Intellectual Merit: The proposed project enables both students and more advanced researchers to contribute to the frontiers of knowledge in geosciences, computer science, anthropology, humanities, and physical sciences through the use of VR. It extends the technological and scientific frontiers in three new, innovative, yet intersecting directions:

– Remote collaboration via tele-immersion: Teams are developing innovative methods of tele-immersion technology to enable remote interaction between teams of people at different locations with datasets, to facilitate research and teaching collaboration. In the process of this development, students are gaining knowledge and insight into the behavior of VR and immersive visualization.

– Rapid Scientific Response (RSR) to natural disasters: Teams are developing CI capacity for rapidly collecting, visualizing, and interpreting data collected after major geologic events. This capacity will contribute to our knowledge of the geologic processes driving earthquakes, volcanoes, landslides and other catastrophic events.

– 3d Compare: Teams are developing the capacity to manipulate and quantitatively compare digitally represented objects using interactive CI methods for use in diverse applications including 3D digital scans of buildings, cultural heritage sites, and archeological, geological, and paleontological samples.
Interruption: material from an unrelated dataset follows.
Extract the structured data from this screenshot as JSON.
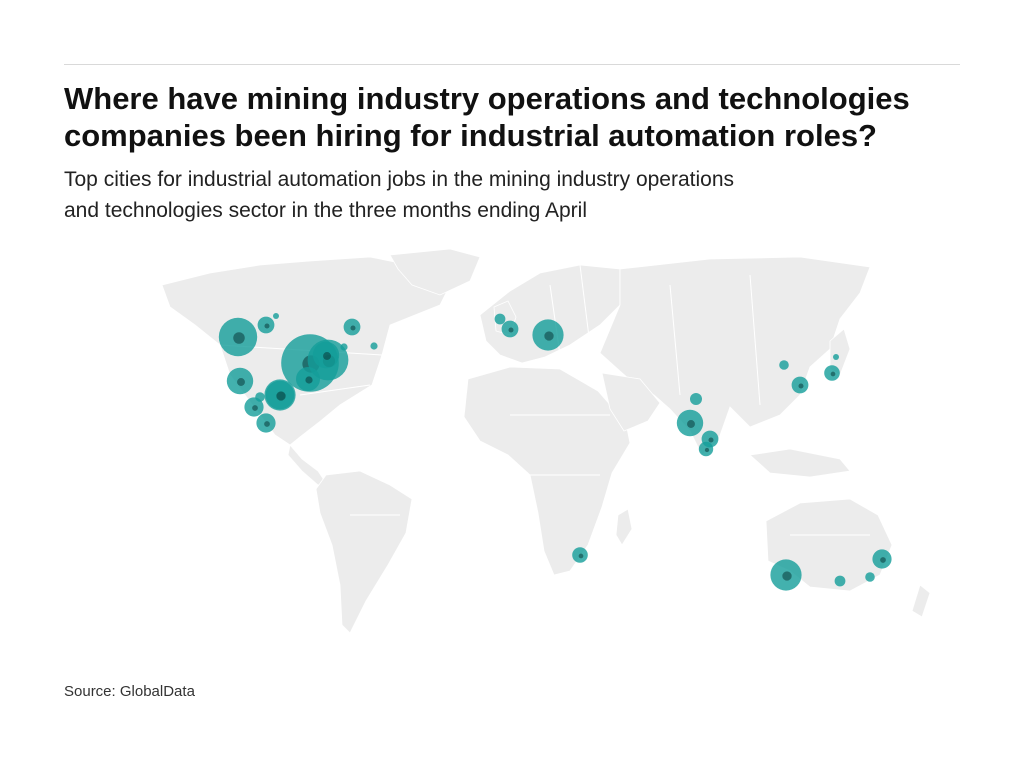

Broader Impacts: This CI-TEAM project contributes to the development of a diverse, cyber-enabled workforce by engaging undergraduates and graduate students in the use of virtual-reality-based technology for discovery-based scientific research. The team is engaging students and postdocs across disciplines to co-develop CI tools for their own research and that of their peers, and to develop a cohort of cyber-enabled scientists and software developers with experience working on interdisciplinary teams. Participants in this project will have the opportunity to participate in collaborations with US and international partner institutions.

They are developing with students and postdocs, innovative, high-quality learning technologies and instructional materials that are broadly adoptable by multiple disciplines and institutions. They will disseminate these technologies and methods by providing software under the GNU General Public License; disseminating software tools and documentation, and publishing educational modules, documentation, and research and educational outcomes to facilitate the use of the tools. They will provide visualization experiences to established, effective STEM outreach programs that effectively target K-12 students.

The CI tools developed in this program will enable research and teaching advances in three critical areas: study of virtual objects, remote collaboration between various groups and agencies, and rapid scientific response to natural disasters. The development of these technologies could become vitally important in assisting multinational agencies to make sound decisions based on complex data.